Mr Miliband's successor will need to convince voters of Labour's "leadership, economic competence and sense of fair play", said Lord Mandelson. While there is no reason to believe voters will never elect a leader to the left of Mr Blair, " they won't sign up for what looks like an ideological vendetta, particularly if they fear becoming undeserving financial casualties of it", he warned.
Former minister Pat McFadden backed Liz Kendall to become Labour's new leader.
He told BBC Radio 4's PM programme: "Labour wins when it appreciates wealth creation as well as fair wealth distribution and Labour wins when it gives a positive, hopeful, optimistic story of the country's future as well as just collecting a set of causes and grievances.
"The candidate that I feel most understands that and is most capable of voicing that is Liz Kendall and that's why I'll be nominating her for leadership."
He added: "I think she is the one who most understands the problems presented to us by the depth of the defeat that we suffered two week's ago.
"She was the first one to say 'look we overspent in the run up to the crash, that didn't cause the crash, but it didn't help'. Other candidates have followed her on that."
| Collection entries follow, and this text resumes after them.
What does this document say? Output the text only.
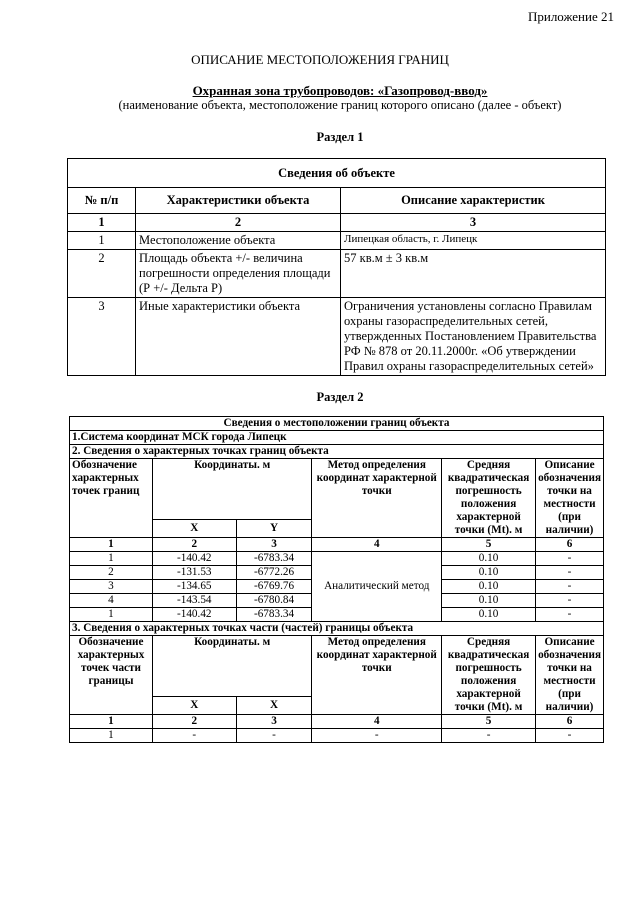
Приложение 21
ОПИСАНИЕ МЕСТОПОЛОЖЕНИЯ ГРАНИЦ
Охранная зона трубопроводов: «Газопровод-ввод»
(наименование объекта, местоположение границ которого описано (далее - объект)
Раздел 1
Сведения об объекте		
№ п/п	Характеристики объекта	Описание характеристик
1	2	3
1	Местоположение объекта	Липецкая область, г. Липецк
2	Площадь объекта +/- величина погрешности определения площади (Р +/- Дельта Р)	57 кв.м ± 3 кв.м
3	Иные характеристики объекта	Ограничения установлены согласно Правилам охраны газораспределительных сетей, утвержденных Постановлением Правительства РФ № 878 от 20.11.2000г. «Об утверждении Правил охраны газораспределительных сетей»
Раздел 2
Сведения о местоположении границ объекта					
1.Система координат МСК города Липецк					
2. Сведения о характерных точках границ объекта					
Обозначение характерных точек границ	Координаты. м		Метод определения координат характерной точки	Средняя квадратическая погрешность положения характерной точки (Mt). м	Описание обозначения точки на местности (при наличии)
	X	Y			
1	2	3	4	5	6
1	-140.42	-6783.34	Аналитический метод	0.10	-
2	-131.53	-6772.26		0.10	-
3	-134.65	-6769.76		0.10	-
4	-143.54	-6780.84		0.10	-
1	-140.42	-6783.34		0.10	-
3. Сведения о характерных точках части (частей) границы объекта					
Обозначение характерных точек части границы	Координаты. м		Метод определения координат характерной точки	Средняя квадратическая погрешность положения характерной точки (Mt). м	Описание обозначения точки на местности (при наличии)
	X	X			
1	2	3	4	5	6
1	-	-	-	-	-
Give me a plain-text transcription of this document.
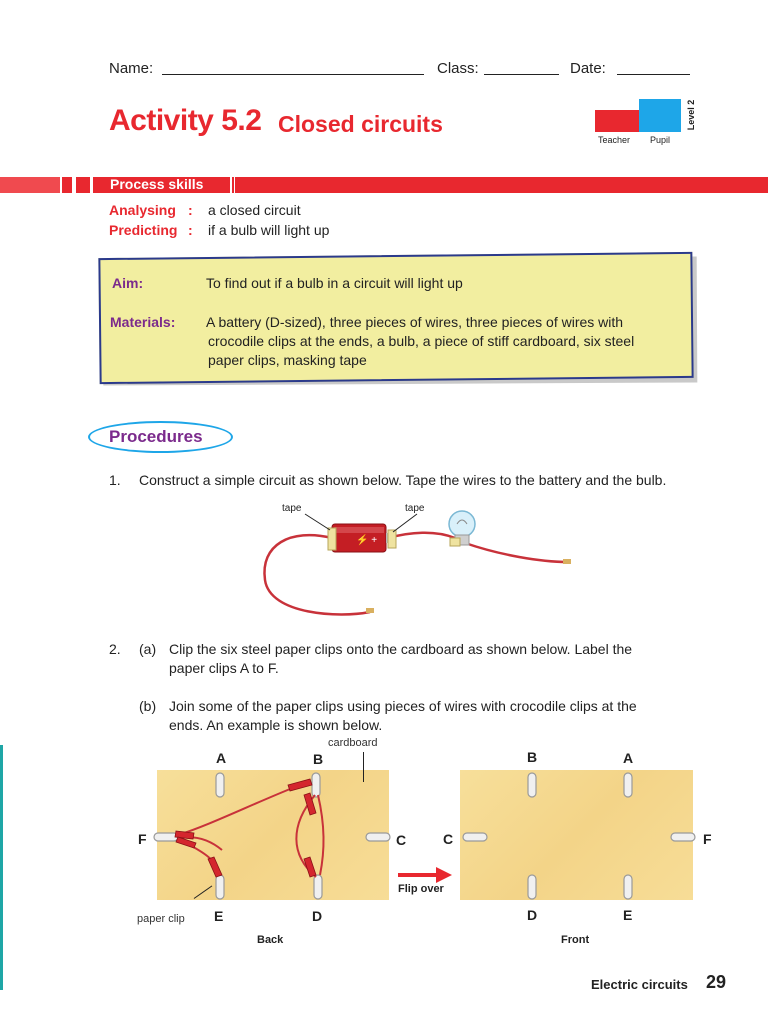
Name:	Class:	Date:
Activity 5.2 Closed circuits	Level 2
Teacher Pupil
Process skills
Analysing : a closed circuit
Predicting : if a bulb will light up
Aim:	To find out if a bulb in a circuit will light up
Materials: A battery (D-sized), three pieces of wires, three pieces of wires with
crocodile clips at the ends, a bulb, a piece of stiff cardboard, six steel
paper clips, masking tape
Procedures
1. Construct a simple circuit as shown below. Tape the wires to the battery and the bulb.
⚡ +
tape	tape
2. (a) Clip the six steel paper clips onto the cardboard as shown below. Label the
paper clips A to F.
(b) Join some of the paper clips using pieces of wires with crocodile clips at the
ends. An example is shown below.
cardboard
A	B
C
D
E
F
paper clip
Back
Flip over
B	A
F
E
D
C
Front
Electric circuits 29
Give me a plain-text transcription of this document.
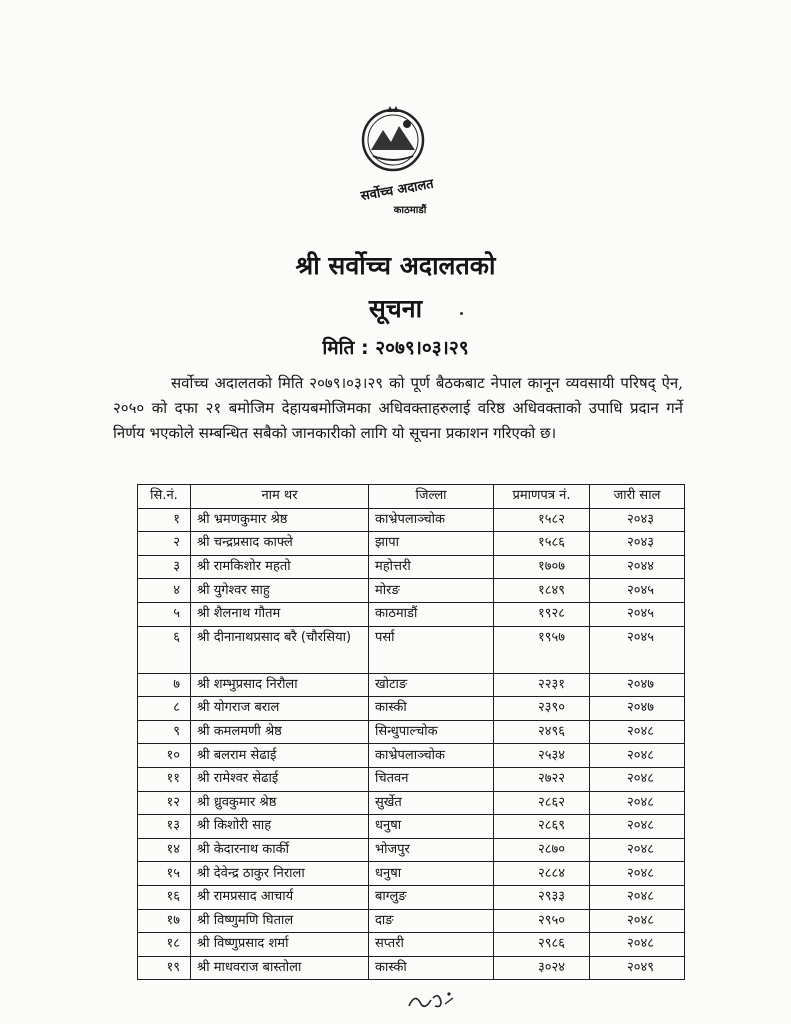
सर्वोच्च अदालत
काठमाडौं
श्री सर्वोच्च अदालतको
सूचना
मिति : २०७९।०३।२९
सर्वोच्च अदालतको मिति २०७९।०३।२९ को पूर्ण बैठकबाट नेपाल कानून व्यवसायी परिषद् ऐन, २०५० को दफा २१ बमोजिम देहायबमोजिमका अधिवक्ताहरुलाई वरिष्ठ अधिवक्ताको उपाधि प्रदान गर्ने निर्णय भएकोले सम्बन्धित सबैको जानकारीको लागि यो सूचना प्रकाशन गरिएको छ।
सि.नं.	नाम थर	जिल्ला	प्रमाणपत्र नं.	जारी साल
१	श्री भ्रमणकुमार श्रेष्ठ	काभ्रेपलाञ्चोक	१५८२	२०४३
२	श्री चन्द्रप्रसाद काफ्ले	झापा	१५८६	२०४३
३	श्री रामकिशोर महतो	महोत्तरी	१७०७	२०४४
४	श्री युगेश्वर साहु	मोरङ	१८४९	२०४५
५	श्री शैलनाथ गौतम	काठमाडौं	१९२८	२०४५
६	श्री दीनानाथप्रसाद बरै (चौरसिया)	पर्सा	१९५७	२०४५
७	श्री शम्भुप्रसाद निरौला	खोटाङ	२२३१	२०४७
८	श्री योगराज बराल	कास्की	२३९०	२०४७
९	श्री कमलमणी श्रेष्ठ	सिन्धुपाल्चोक	२४९६	२०४८
१०	श्री बलराम सेढाई	काभ्रेपलाञ्चोक	२५३४	२०४८
११	श्री रामेश्वर सेढाई	चितवन	२७२२	२०४८
१२	श्री ध्रुवकुमार श्रेष्ठ	सुर्खेत	२८६२	२०४८
१३	श्री किशोरी साह	धनुषा	२८६९	२०४८
१४	श्री केदारनाथ कार्की	भोजपुर	२८७०	२०४८
१५	श्री देवेन्द्र ठाकुर निराला	धनुषा	२८८४	२०४८
१६	श्री रामप्रसाद आचार्य	बाग्लुङ	२९३३	२०४८
१७	श्री विष्णुमणि घिताल	दाङ	२९५०	२०४८
१८	श्री विष्णुप्रसाद शर्मा	सप्तरी	२९८६	२०४८
१९	श्री माधवराज बास्तोला	कास्की	३०२४	२०४९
Former director of public prosecutions Sir Keir Starmer, a newly-elected Labour MP, backed Lord Mandelson's comments.
Asked if he agreed with the peer's comments on continuity, the Labour MP told BBC 2's Newsnight: "I agree with that. I think we can't paper over the cracks. There are no quick fixes here. We need to confront the difficult arguments.
"There is no point in a quick fix which presents itself as unity but isn't unity and to find ourselves in a position where in 2020 we haven't won an election. We need to have that debate. It needs to be an open debate. We have got to be brave enough to ask difficult questions and to see what answers are coming to us from outside our own party."